Cutting through noisy data
When Gottlieb and his co-author, Dartmouth geography professor Justin Mankin, began looking into this, they were surprised by how inconclusive previous analyses had been. A recent U.N. Intergovernmental Panel on Climate Change report had not assessed snow mass loss in the Northern Hemisphere, or globally.
The researchers said snow mass is hard to measure, making it difficult to link it to human-caused climate change.
There is a lot of variability, and because there are so many different methods researchers use to look at snowpack, estimates don’t necessarily agree with one another.
To get around that problem, the Dartmouth researchers compiled every data set of snowpack they could find in order to identify where they agreed with one another. They looked at snowpack levels each year from 1981 to 2020 in March in order to capture all the variation in the preceding winter’s weather — from one-off snow storms to midwinter melts.
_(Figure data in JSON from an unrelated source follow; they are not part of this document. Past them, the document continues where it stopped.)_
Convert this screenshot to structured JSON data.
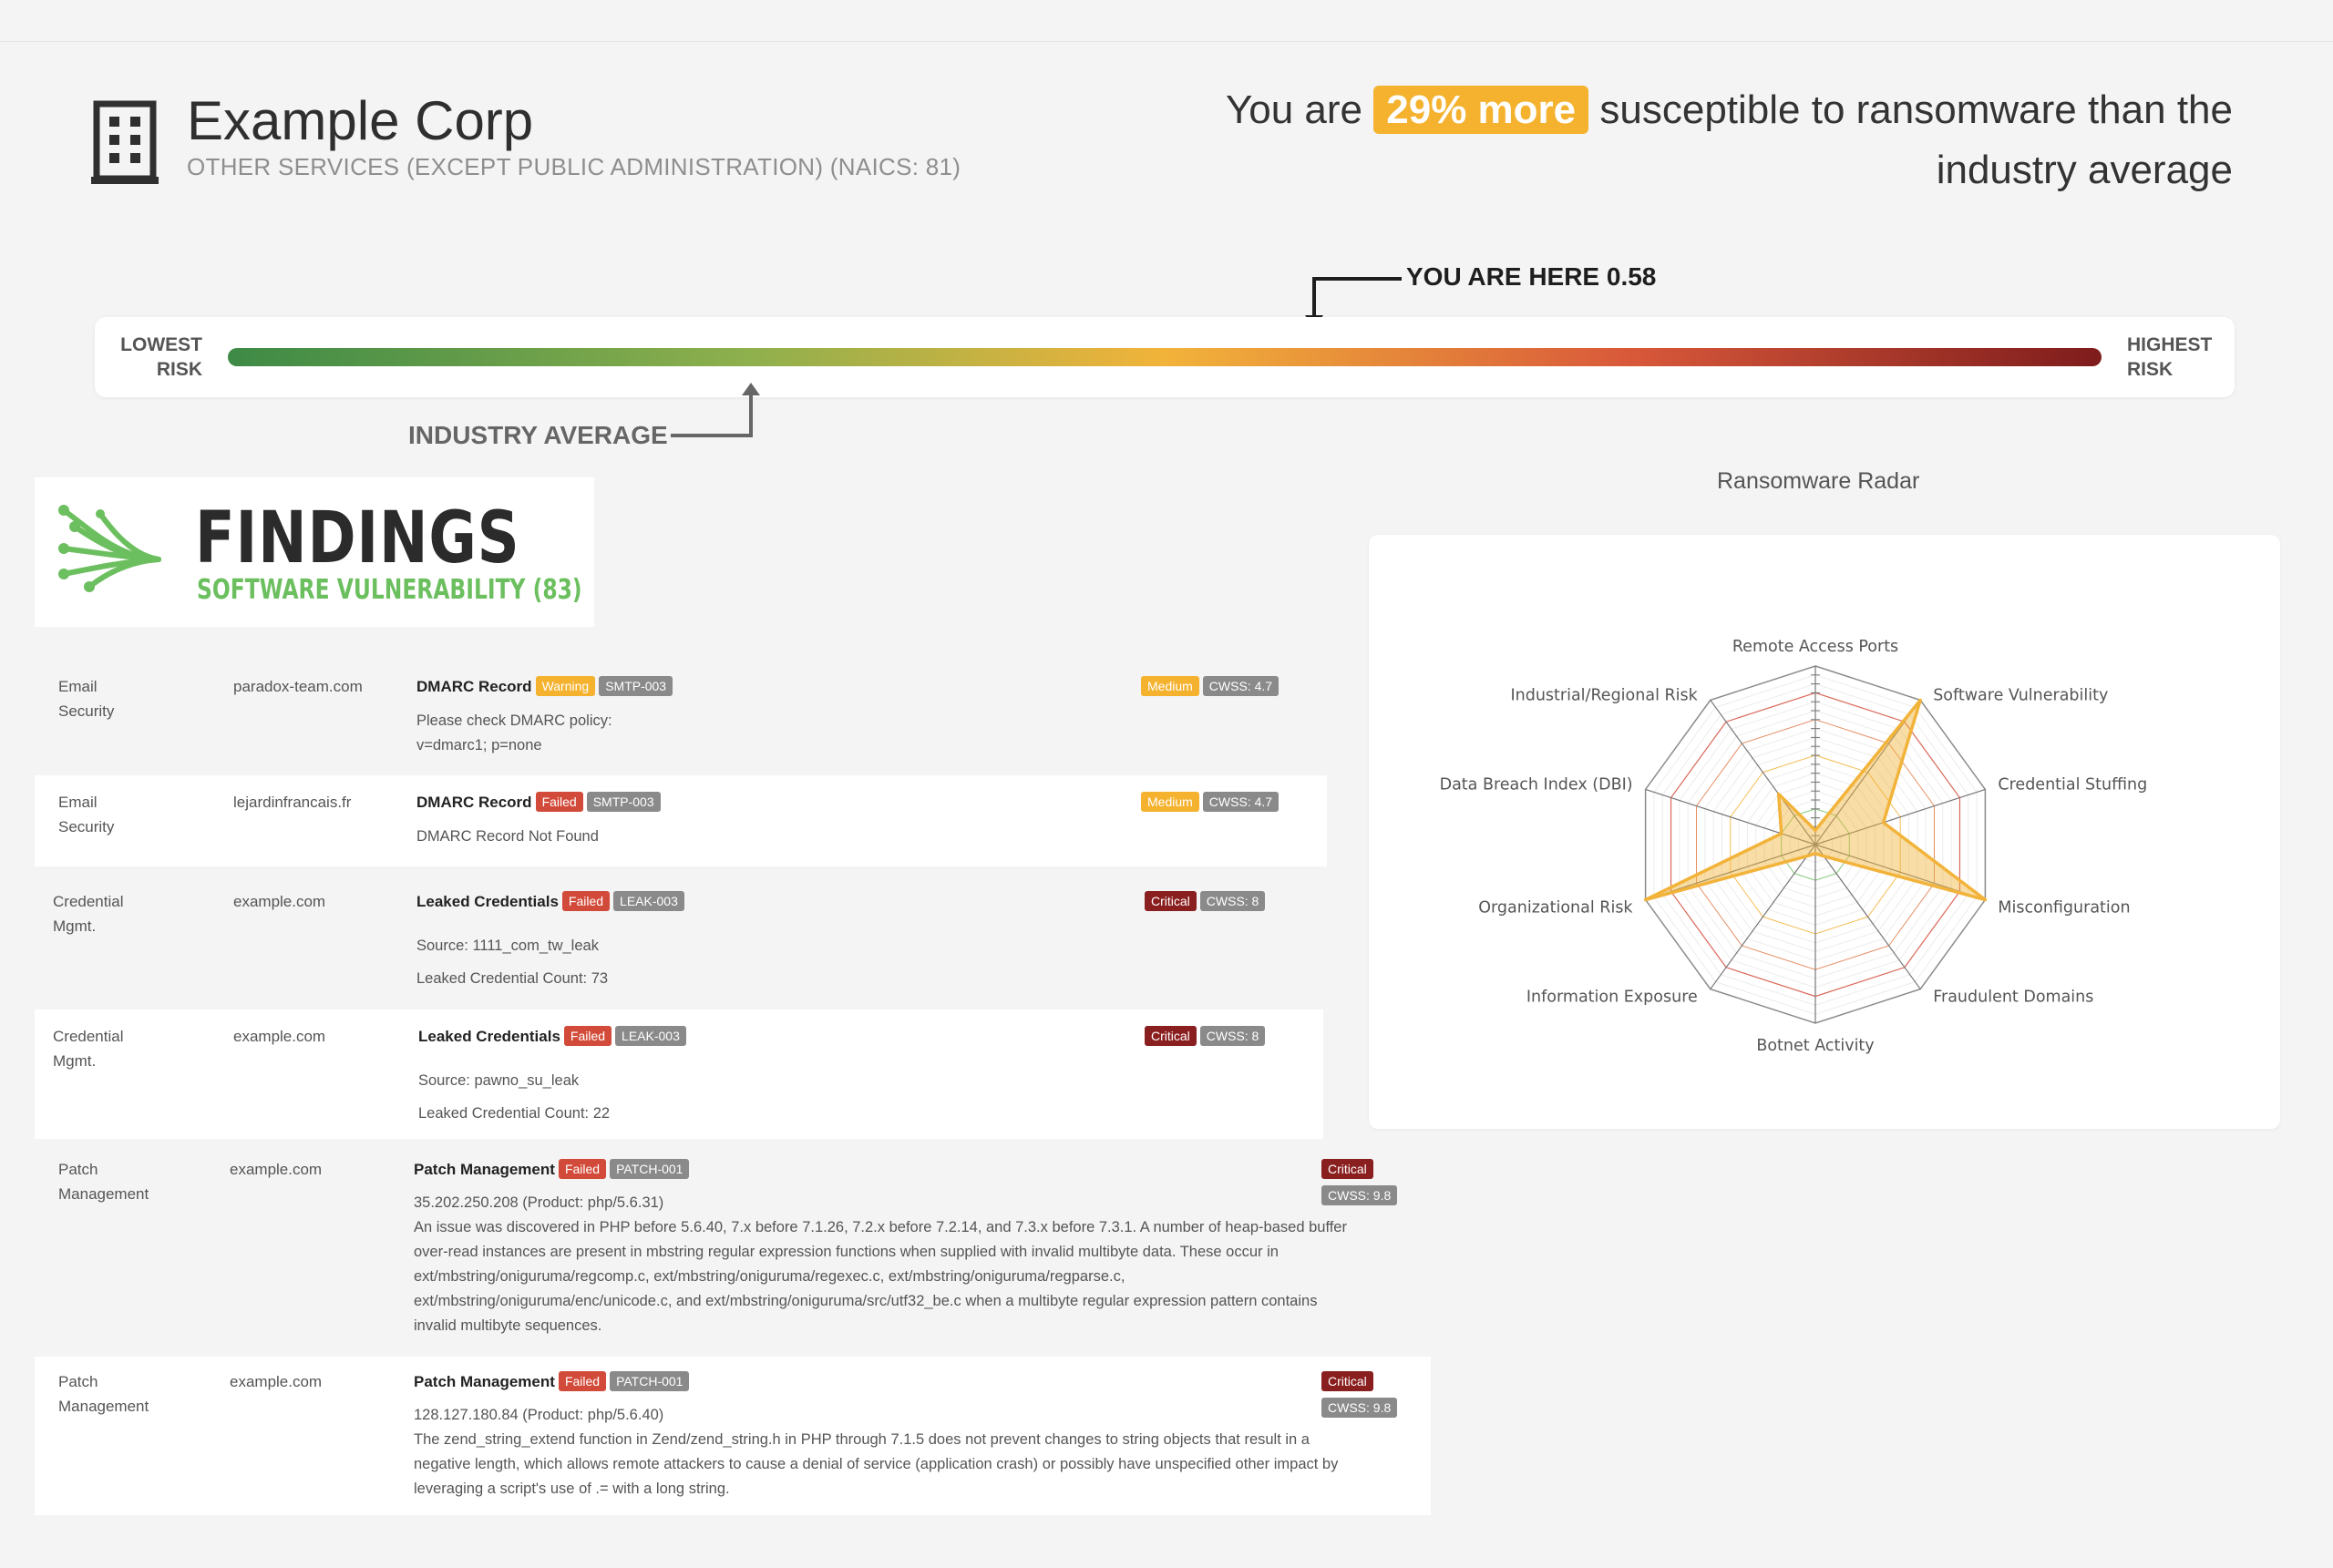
{
  "header": {
    "company_name": "Example Corp",
    "industry": "OTHER SERVICES (EXCEPT PUBLIC ADMINISTRATION) (NAICS: 81)",
    "headline_prefix": "You are",
    "headline_badge": "29% more",
    "headline_suffix": "susceptible to ransomware than the industry average"
  },
  "risk_scale": {
    "lowest_label_1": "LOWEST",
    "lowest_label_2": "RISK",
    "highest_label_1": "HIGHEST",
    "highest_label_2": "RISK",
    "you_are_here_label": "YOU ARE HERE 0.58",
    "you_are_here_value": 0.58,
    "industry_average_label": "INDUSTRY AVERAGE",
    "industry_average_value": 0.28,
    "colors": [
      "#3d8a46",
      "#f2b33a",
      "#7e1c1c"
    ]
  },
  "findings": {
    "title": "FINDINGS",
    "subtitle": "SOFTWARE VULNERABILITY (83)",
    "rows": [
      {
        "category_1": "Email",
        "category_2": "Security",
        "domain": "paradox-team.com",
        "title": "DMARC Record",
        "status": "Warning",
        "code": "SMTP-003",
        "severity": "Medium",
        "cwss": "CWSS: 4.7",
        "desc_1": "Please check DMARC policy:",
        "desc_2": "v=dmarc1; p=none"
      },
      {
        "category_1": "Email",
        "category_2": "Security",
        "domain": "lejardinfrancais.fr",
        "title": "DMARC Record",
        "status": "Failed",
        "code": "SMTP-003",
        "severity": "Medium",
        "cwss": "CWSS: 4.7",
        "desc_1": "DMARC Record Not Found"
      },
      {
        "category_1": "Credential",
        "category_2": "Mgmt.",
        "domain": "example.com",
        "title": "Leaked Credentials",
        "status": "Failed",
        "code": "LEAK-003",
        "severity": "Critical",
        "cwss": "CWSS: 8",
        "desc_1": "Source: 1111_com_tw_leak",
        "desc_2": "Leaked Credential Count: 73"
      },
      {
        "category_1": "Credential",
        "category_2": "Mgmt.",
        "domain": "example.com",
        "title": "Leaked Credentials",
        "status": "Failed",
        "code": "LEAK-003",
        "severity": "Critical",
        "cwss": "CWSS: 8",
        "desc_1": "Source: pawno_su_leak",
        "desc_2": "Leaked Credential Count: 22"
      },
      {
        "category_1": "Patch",
        "category_2": "Management",
        "domain": "example.com",
        "title": "Patch Management",
        "status": "Failed",
        "code": "PATCH-001",
        "severity": "Critical",
        "cwss": "CWSS: 9.8",
        "desc_1": "35.202.250.208 (Product: php/5.6.31)",
        "desc_2": "An issue was discovered in PHP before 5.6.40, 7.x before 7.1.26, 7.2.x before 7.2.14, and 7.3.x before 7.3.1. A number of heap-based buffer over-read instances are present in mbstring regular expression functions when supplied with invalid multibyte data. These occur in ext/mbstring/oniguruma/regcomp.c, ext/mbstring/oniguruma/regexec.c, ext/mbstring/oniguruma/regparse.c, ext/mbstring/oniguruma/enc/unicode.c, and ext/mbstring/oniguruma/src/utf32_be.c when a multibyte regular expression pattern contains invalid multibyte sequences."
      },
      {
        "category_1": "Patch",
        "category_2": "Management",
        "domain": "example.com",
        "title": "Patch Management",
        "status": "Failed",
        "code": "PATCH-001",
        "severity": "Critical",
        "cwss": "CWSS: 9.8",
        "desc_1": "128.127.180.84 (Product: php/5.6.40)",
        "desc_2": "The zend_string_extend function in Zend/zend_string.h in PHP through 7.1.5 does not prevent changes to string objects that result in a negative length, which allows remote attackers to cause a denial of service (application crash) or possibly have unspecified other impact by leveraging a script's use of .= with a long string."
      }
    ]
  },
  "radar": {
    "title": "Ransomware Radar",
    "axes": [
      "Remote Access Ports",
      "Software Vulnerability",
      "Credential Stuffing",
      "Misconfiguration",
      "Fraudulent Domains",
      "Botnet Activity",
      "Information Exposure",
      "Organizational Risk",
      "Data Breach Index (DBI)",
      "Industrial/Regional Risk"
    ],
    "values": [
      0.08,
      1.0,
      0.4,
      1.0,
      0.08,
      0.05,
      0.08,
      1.0,
      0.2,
      0.35
    ],
    "series_color": "#f2b33a",
    "ring_colors": [
      "#6cbf5e",
      "#f2b33a",
      "#e07a4a",
      "#d24b3a"
    ]
  }
}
Then they used modeling to look at what snow levels would be with or without greenhouse gas emissions.
“Pretty much regardless of which of these snow data sets you look at, even though they don’t necessarily agree with one another, we see a pattern of snow change that is only consistent with human emissions,” Gottlieb said.
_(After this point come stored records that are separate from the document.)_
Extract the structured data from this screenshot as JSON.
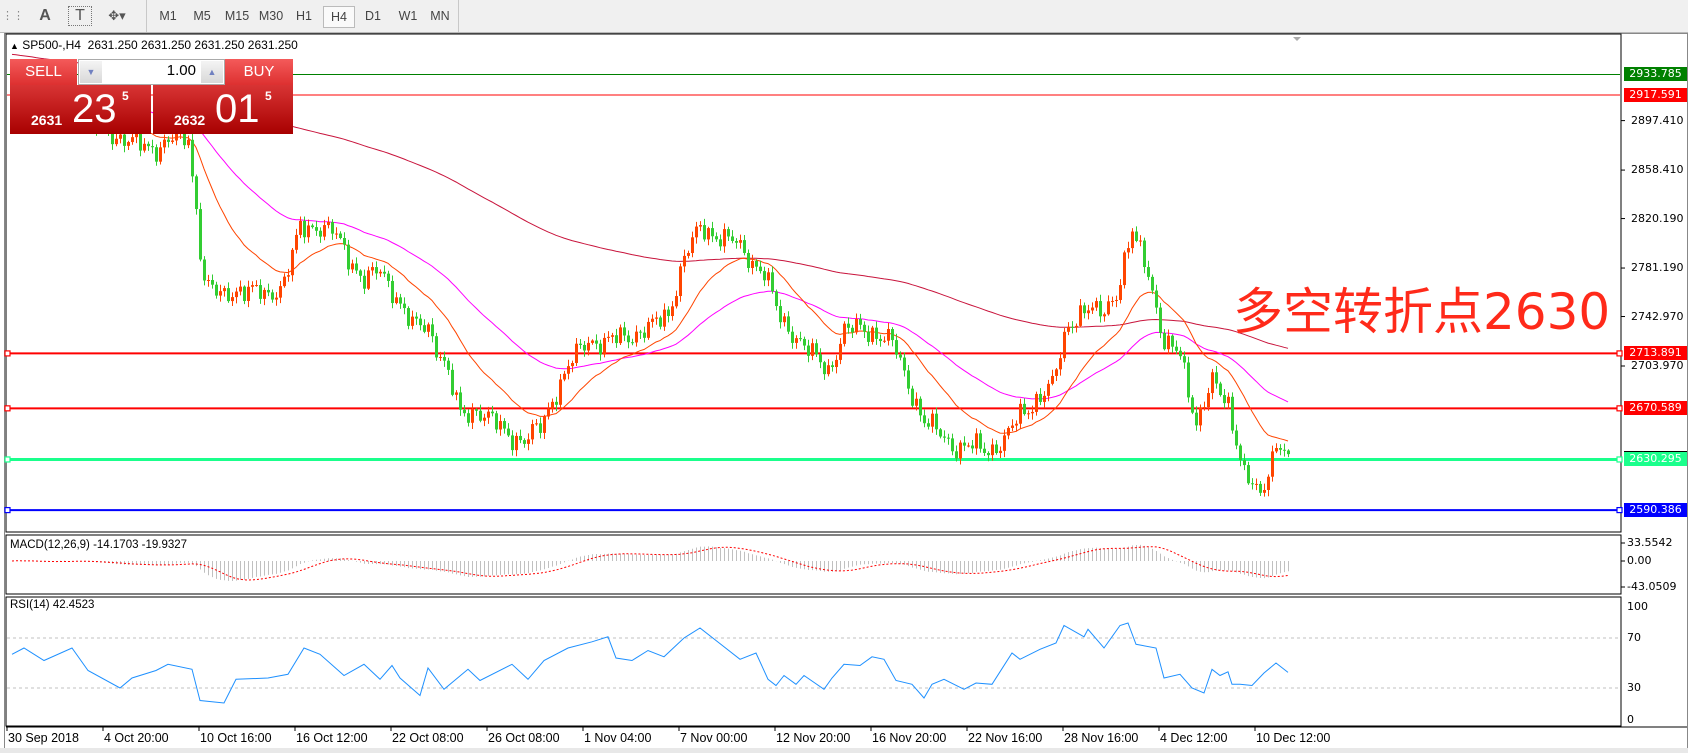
{
  "toolbar": {
    "tools": [
      {
        "name": "grid-menu-icon",
        "glyph": "⋮⋮"
      },
      {
        "name": "text-icon",
        "glyph": "A"
      },
      {
        "name": "text-label-icon",
        "glyph": "T"
      },
      {
        "name": "shapes-icon",
        "glyph": "✥▾"
      }
    ],
    "timeframes": [
      "M1",
      "M5",
      "M15",
      "M30",
      "H1",
      "H4",
      "D1",
      "W1",
      "MN"
    ],
    "active_timeframe": "H4"
  },
  "chart": {
    "symbol": "SP500-,H4",
    "ohlc": "2631.250 2631.250 2631.250 2631.250",
    "annotation": "多空转折点2630"
  },
  "trade_panel": {
    "sell_label": "SELL",
    "buy_label": "BUY",
    "lot": "1.00",
    "sell_price": {
      "prefix": "2631",
      "big": "23",
      "sup": "5"
    },
    "buy_price": {
      "prefix": "2632",
      "big": "01",
      "sup": "5"
    }
  },
  "price_axis": {
    "ticks": [
      "2897.410",
      "2858.410",
      "2820.190",
      "2781.190",
      "2742.970",
      "2703.970"
    ]
  },
  "levels": [
    {
      "price": "2933.785",
      "color": "#008000",
      "style": "thin"
    },
    {
      "price": "2917.591",
      "color": "#ff0000",
      "style": "thin"
    },
    {
      "price": "2713.891",
      "color": "#ff0000",
      "style": "thick"
    },
    {
      "price": "2670.589",
      "color": "#ff0000",
      "style": "thick"
    },
    {
      "price": "2630.295",
      "color": "#1aff8c",
      "style": "thick"
    },
    {
      "price": "2590.386",
      "color": "#0000ff",
      "style": "thick"
    }
  ],
  "macd": {
    "label": "MACD(12,26,9) -14.1703 -19.9327",
    "axis": [
      "33.5542",
      "0.00",
      "-43.0509"
    ]
  },
  "rsi": {
    "label": "RSI(14) 42.4523",
    "axis": [
      "100",
      "70",
      "30",
      "0"
    ],
    "levels": [
      70,
      30
    ]
  },
  "time_axis": [
    "30 Sep 2018",
    "4 Oct 20:00",
    "10 Oct 16:00",
    "16 Oct 12:00",
    "22 Oct 08:00",
    "26 Oct 08:00",
    "1 Nov 04:00",
    "7 Nov 00:00",
    "12 Nov 20:00",
    "16 Nov 20:00",
    "22 Nov 16:00",
    "28 Nov 16:00",
    "4 Dec 12:00",
    "10 Dec 12:00"
  ],
  "colors": {
    "bull_candle": "#ff4500",
    "bear_candle": "#32cd32",
    "ma_fast": "#ff4500",
    "ma_mid": "#ff00ff",
    "ma_slow": "#c8143c",
    "rsi_line": "#1e90ff",
    "macd_hist": "#c0c0c0",
    "macd_signal": "#ff0000"
  },
  "chart_data": {
    "type": "candlestick",
    "symbol": "SP500-",
    "timeframe": "H4",
    "bars": 320,
    "close_every_4_bars": [
      2905,
      2908,
      2900,
      2912,
      2905,
      2895,
      2890,
      2882,
      2878,
      2876,
      2882,
      2884,
      2770,
      2758,
      2765,
      2762,
      2760,
      2770,
      2812,
      2815,
      2810,
      2790,
      2772,
      2778,
      2760,
      2735,
      2735,
      2706,
      2665,
      2670,
      2660,
      2650,
      2645,
      2655,
      2685,
      2708,
      2725,
      2722,
      2726,
      2730,
      2735,
      2745,
      2790,
      2812,
      2808,
      2802,
      2790,
      2778,
      2740,
      2728,
      2712,
      2700,
      2732,
      2733,
      2730,
      2722,
      2690,
      2660,
      2650,
      2640,
      2640,
      2638,
      2645,
      2665,
      2678,
      2688,
      2738,
      2748,
      2745,
      2762,
      2808,
      2780,
      2720,
      2713,
      2660,
      2690,
      2675,
      2618,
      2600,
      2645,
      2631
    ],
    "rsi_samples_bar_value": [
      [
        0,
        57
      ],
      [
        3,
        62
      ],
      [
        8,
        52
      ],
      [
        15,
        62
      ],
      [
        19,
        44
      ],
      [
        27,
        30
      ],
      [
        30,
        38
      ],
      [
        36,
        44
      ],
      [
        39,
        49
      ],
      [
        45,
        45
      ],
      [
        47,
        20
      ],
      [
        53,
        18
      ],
      [
        56,
        37
      ],
      [
        64,
        38
      ],
      [
        69,
        41
      ],
      [
        73,
        62
      ],
      [
        77,
        57
      ],
      [
        83,
        40
      ],
      [
        88,
        49
      ],
      [
        92,
        37
      ],
      [
        95,
        48
      ],
      [
        97,
        38
      ],
      [
        102,
        24
      ],
      [
        104,
        46
      ],
      [
        108,
        29
      ],
      [
        114,
        45
      ],
      [
        117,
        36
      ],
      [
        125,
        49
      ],
      [
        129,
        37
      ],
      [
        133,
        52
      ],
      [
        139,
        62
      ],
      [
        145,
        67
      ],
      [
        149,
        71
      ],
      [
        151,
        54
      ],
      [
        155,
        52
      ],
      [
        159,
        60
      ],
      [
        163,
        55
      ],
      [
        168,
        70
      ],
      [
        172,
        78
      ],
      [
        176,
        68
      ],
      [
        182,
        53
      ],
      [
        186,
        58
      ],
      [
        189,
        37
      ],
      [
        191,
        32
      ],
      [
        193,
        40
      ],
      [
        196,
        33
      ],
      [
        198,
        40
      ],
      [
        203,
        29
      ],
      [
        205,
        38
      ],
      [
        208,
        49
      ],
      [
        212,
        48
      ],
      [
        215,
        55
      ],
      [
        218,
        53
      ],
      [
        221,
        36
      ],
      [
        225,
        33
      ],
      [
        228,
        22
      ],
      [
        230,
        33
      ],
      [
        233,
        37
      ],
      [
        238,
        29
      ],
      [
        241,
        34
      ],
      [
        245,
        33
      ],
      [
        250,
        58
      ],
      [
        252,
        53
      ],
      [
        257,
        61
      ],
      [
        261,
        66
      ],
      [
        263,
        80
      ],
      [
        268,
        71
      ],
      [
        269,
        77
      ],
      [
        273,
        62
      ],
      [
        277,
        80
      ],
      [
        279,
        82
      ],
      [
        281,
        65
      ],
      [
        286,
        62
      ],
      [
        288,
        38
      ],
      [
        292,
        41
      ],
      [
        295,
        30
      ],
      [
        298,
        26
      ],
      [
        300,
        45
      ],
      [
        302,
        40
      ],
      [
        304,
        43
      ],
      [
        305,
        33
      ],
      [
        307,
        33
      ],
      [
        310,
        32
      ],
      [
        313,
        42
      ],
      [
        316,
        50
      ],
      [
        319,
        42.45
      ]
    ],
    "last_price": 2631.25,
    "price_range": [
      2545,
      2940
    ],
    "rsi_range": [
      0,
      100
    ],
    "macd_range": [
      -43.0509,
      33.5542
    ]
  }
}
Falling off the ‘snow loss cliff’
The researchers found that the relationship between temperature rise and snow loss is not linear. There is very little snow loss until temperatures pass a certain threshold near the melting point — minus-8 degrees Celsius (17.6 degrees Fahrenheit) — and then, snow levels fall off a “cliff,” and snow loss rapidly accelerates.
Mankin said this fact makes snow loss a “bad canary in the coal mine” for detecting human-caused impacts on the climate.
Once you see snow loss, Mankin said, “you are on or off that snow loss cliff.” That means communities that rely on snow for their water supply are not facing just a temporary shortage or emergency but a “fundamental regime change.”
The researchers found that more than 2 billion people who rely on snow are at or near that tipping point — with projections for future warming accelerating the crisis.
What it means for the Northern Hemisphere
The researchers did not see snow loss everywhere, which they believe is another reason this effect has not been previously quantified. Because of the nonlinear relationship between temperature rise and snow loss, there are very cold places in North America, Asia and Europe where snow levels are fairly consistent, or there is even more snow because of the increase in precipitation.
The places that are seeing significant snow loss, though, are the very places that need snow most. Mankin found in a previous study that nearly 2 billion people in the Northern Hemisphere rely on snowmelt as a crucial source of water, and they tend to live in the warmer places where snow is more sensitive to temperature rise.
The Western United States, the scientists write, is poised to experience sharp declines in snow runoff. In California this year, the first snow survey of the season found snow depth well below average, and the researchers project that snow loss will only accelerate as temperatures warm.
Although the researchers focused on the impact of snow loss on water supply, there are other implications — for local economies that rely on snow for recreation and tourism, and for ecosystems that have historically been protected by snow from blight and pests.
“I think what is really clear is that we are systematically underestimating the costs of global warming to people and ecosystems,” Mankin said, adding that policymakers need to act now — to cut planet-warming emissions, and to adapt to a world with less snow.